Holiday pop up shop sells crafts
READSBORO- Readsboro Hometown Redevelopment, the nonprofit that owns the Bullock Building, has created a new temporary business within its walls; a holiday pop-up store featuring its own inventory and contributions from several area craftspeople.
The shop’s hours are Thursday through Sunday from 11 am to 4 pm until December 28 when it is anticipated that the store will close for the season. RHR’s own inventory features antiques, dishware sets, Christmas ornaments and accessories, full Santa Suits at discounted prices, crystal and glassware, a raffle on three great gift baskets, and more.
The interior of the building was expertly decorated by Elaine Dove in holiday style from the front display windows to the hall itself where a large Christmas tree stands with a big red chair awaiting a visit from Santa Claus. A wintry holiday scene painted by local artist Mark Lowe adorns the walls, while standing just opposite is a giant pile of wrapped Christmas presents. The presents are all priced and have clues written on them as to what is inside. Most are priced at $1 to $2 while a few are as much as $10. This pile had many visitors examining boxes and reading clues which generated more than one chuckle. Plenty were sold but there are plenty left.

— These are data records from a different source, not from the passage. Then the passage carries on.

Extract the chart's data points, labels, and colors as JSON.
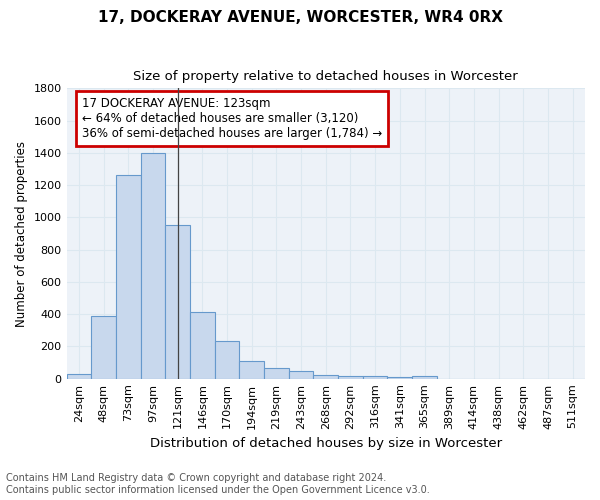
{
  "title": "17, DOCKERAY AVENUE, WORCESTER, WR4 0RX",
  "subtitle": "Size of property relative to detached houses in Worcester",
  "xlabel": "Distribution of detached houses by size in Worcester",
  "ylabel": "Number of detached properties",
  "categories": [
    "24sqm",
    "48sqm",
    "73sqm",
    "97sqm",
    "121sqm",
    "146sqm",
    "170sqm",
    "194sqm",
    "219sqm",
    "243sqm",
    "268sqm",
    "292sqm",
    "316sqm",
    "341sqm",
    "365sqm",
    "389sqm",
    "414sqm",
    "438sqm",
    "462sqm",
    "487sqm",
    "511sqm"
  ],
  "values": [
    28,
    390,
    1260,
    1400,
    950,
    415,
    235,
    112,
    68,
    48,
    20,
    15,
    18,
    8,
    18,
    0,
    0,
    0,
    0,
    0,
    0
  ],
  "bar_color": "#c8d8ed",
  "bar_edge_color": "#6699cc",
  "grid_color": "#dce8f0",
  "bg_color": "#edf2f8",
  "vline_x_index": 4,
  "annotation_line1": "17 DOCKERAY AVENUE: 123sqm",
  "annotation_line2": "← 64% of detached houses are smaller (3,120)",
  "annotation_line3": "36% of semi-detached houses are larger (1,784) →",
  "annotation_box_color": "#ffffff",
  "annotation_edge_color": "#cc0000",
  "footnote": "Contains HM Land Registry data © Crown copyright and database right 2024.\nContains public sector information licensed under the Open Government Licence v3.0.",
  "ylim": [
    0,
    1800
  ],
  "yticks": [
    0,
    200,
    400,
    600,
    800,
    1000,
    1200,
    1400,
    1600,
    1800
  ],
  "title_fontsize": 11,
  "subtitle_fontsize": 9.5,
  "xlabel_fontsize": 9.5,
  "ylabel_fontsize": 8.5,
  "footnote_fontsize": 7,
  "annotation_fontsize": 8.5,
  "tick_fontsize": 8
}
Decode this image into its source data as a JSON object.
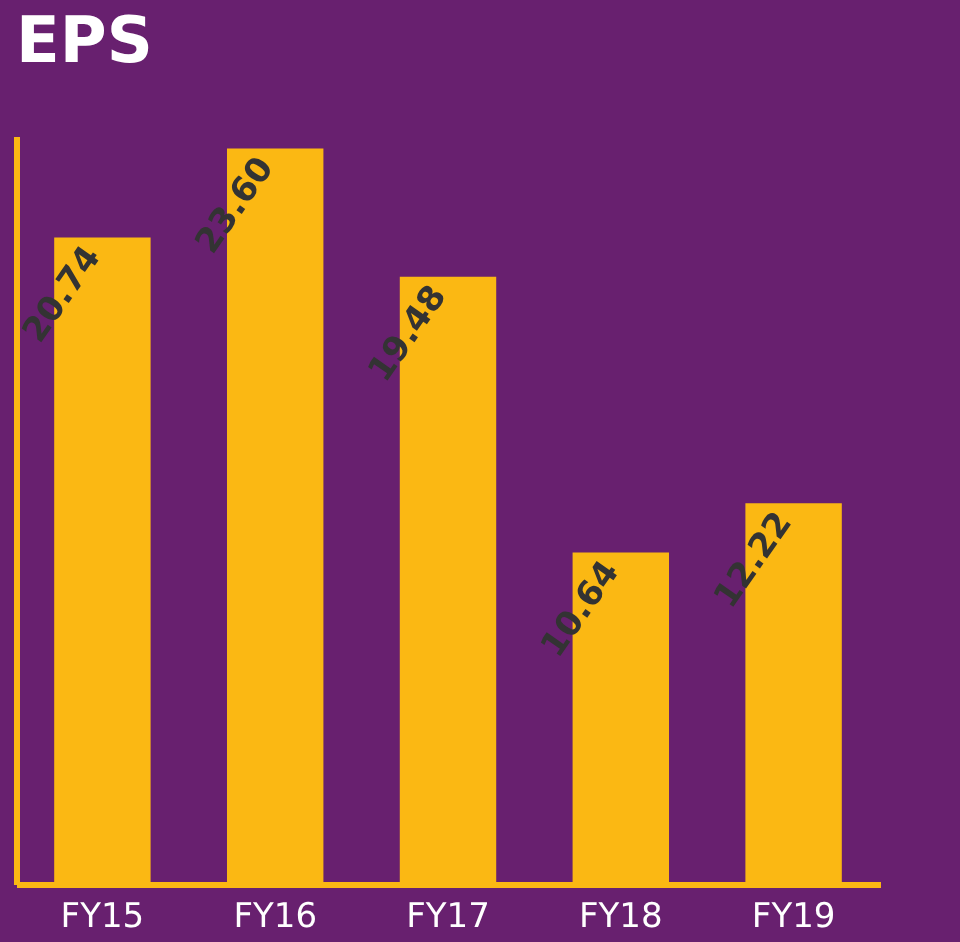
{
  "chart_data": {
    "type": "bar",
    "title": "EPS",
    "categories": [
      "FY15",
      "FY16",
      "FY17",
      "FY18",
      "FY19"
    ],
    "values": [
      20.74,
      23.6,
      19.48,
      10.64,
      12.22
    ],
    "value_labels": [
      "20.74",
      "23.60",
      "19.48",
      "10.64",
      "12.22"
    ],
    "color": "#fbb813",
    "tick_labels": "x"
  }
}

This first-time endeavor began on November 16 with an open house that featured area craftspeople who signed up to have their work sold through the store with RHR making a small commission on each item sold.
These craftspeople will have their items in the store through the duration of the store’s existence. They currently include Daniel and Joanne Birch’s maple syrup; Dan Baliotti’s “Dover Hill” kitchen and country furnishing products; Celeste DiMarsico’s brilliantly rich colored bags and eye pillows; Linda Marston’s quilts, blankets, and knitted goods; and the gorgeous photography of unique subjects by Stacy Birch. RHR is still looking for more craftspeople who want to be a part of the store operation.
Also set up through the duration will be the store merchandise of the Living History Association, another nonprofit, which includes many educational items from books, games, coloring books, historical parchments, toy soldiers, Indian arrow heads, Civil War hats, and much more.
Future weekends will continue to include free hot drinks, but with a donation jug nearby. RHR must raise $30,000 to match against grant funds to replace the Bullock Building’s current roof. Hence, the reason for the store effort, raffles, and events.
The next event will be Thursday December 12, when Santa comes to the Bullock Building to meet any child who wants to show up. There will be free hot chocolate and other soft drinks, cookies, and goodies for the kids. There will also be a free grab bag for the first 100 children who attend. Bags are filled with candy canes, chocolate, and school supplies such as pens, pencils, markers, and so on. We hope to see a great number of children.
In 2018 RHR members, under the direction of president Susan Bailey, accumulated all the cost estimates and contract workers to change the seasonal nature of the building. Craig Barkus, of Barkus Excavating, was instrumental in putting the contractors together and managing the work. The project was to tear out all rotted wood in the building’s basement, shore up the floor and strengthen walls where needed, put in a new set of doors, cover the floor with hard pack, cover the hard pack with a cement floor, and install a heating system that could heat the basement and the main floor of the building. This would alleviate the building’s winter problems and provide year- round use. It would also create about 2,500 square feet of usable basement space. The price tag was a daunting $57,000 but the group managed to raise a substantial portion of those funds while member James Dassatti secured a $25,000 grant from the state of Vermont that picked up the balance. This project has been completed and fully paid for.
Next comes the leaking roof project for which the pop-up store and other events are to be held to help cover those costs of which RHR will have to come up with about $30,000. It is hoped that another grant will cover the balance as $30,000 is a lot of money to raise in a small town like Readsboro.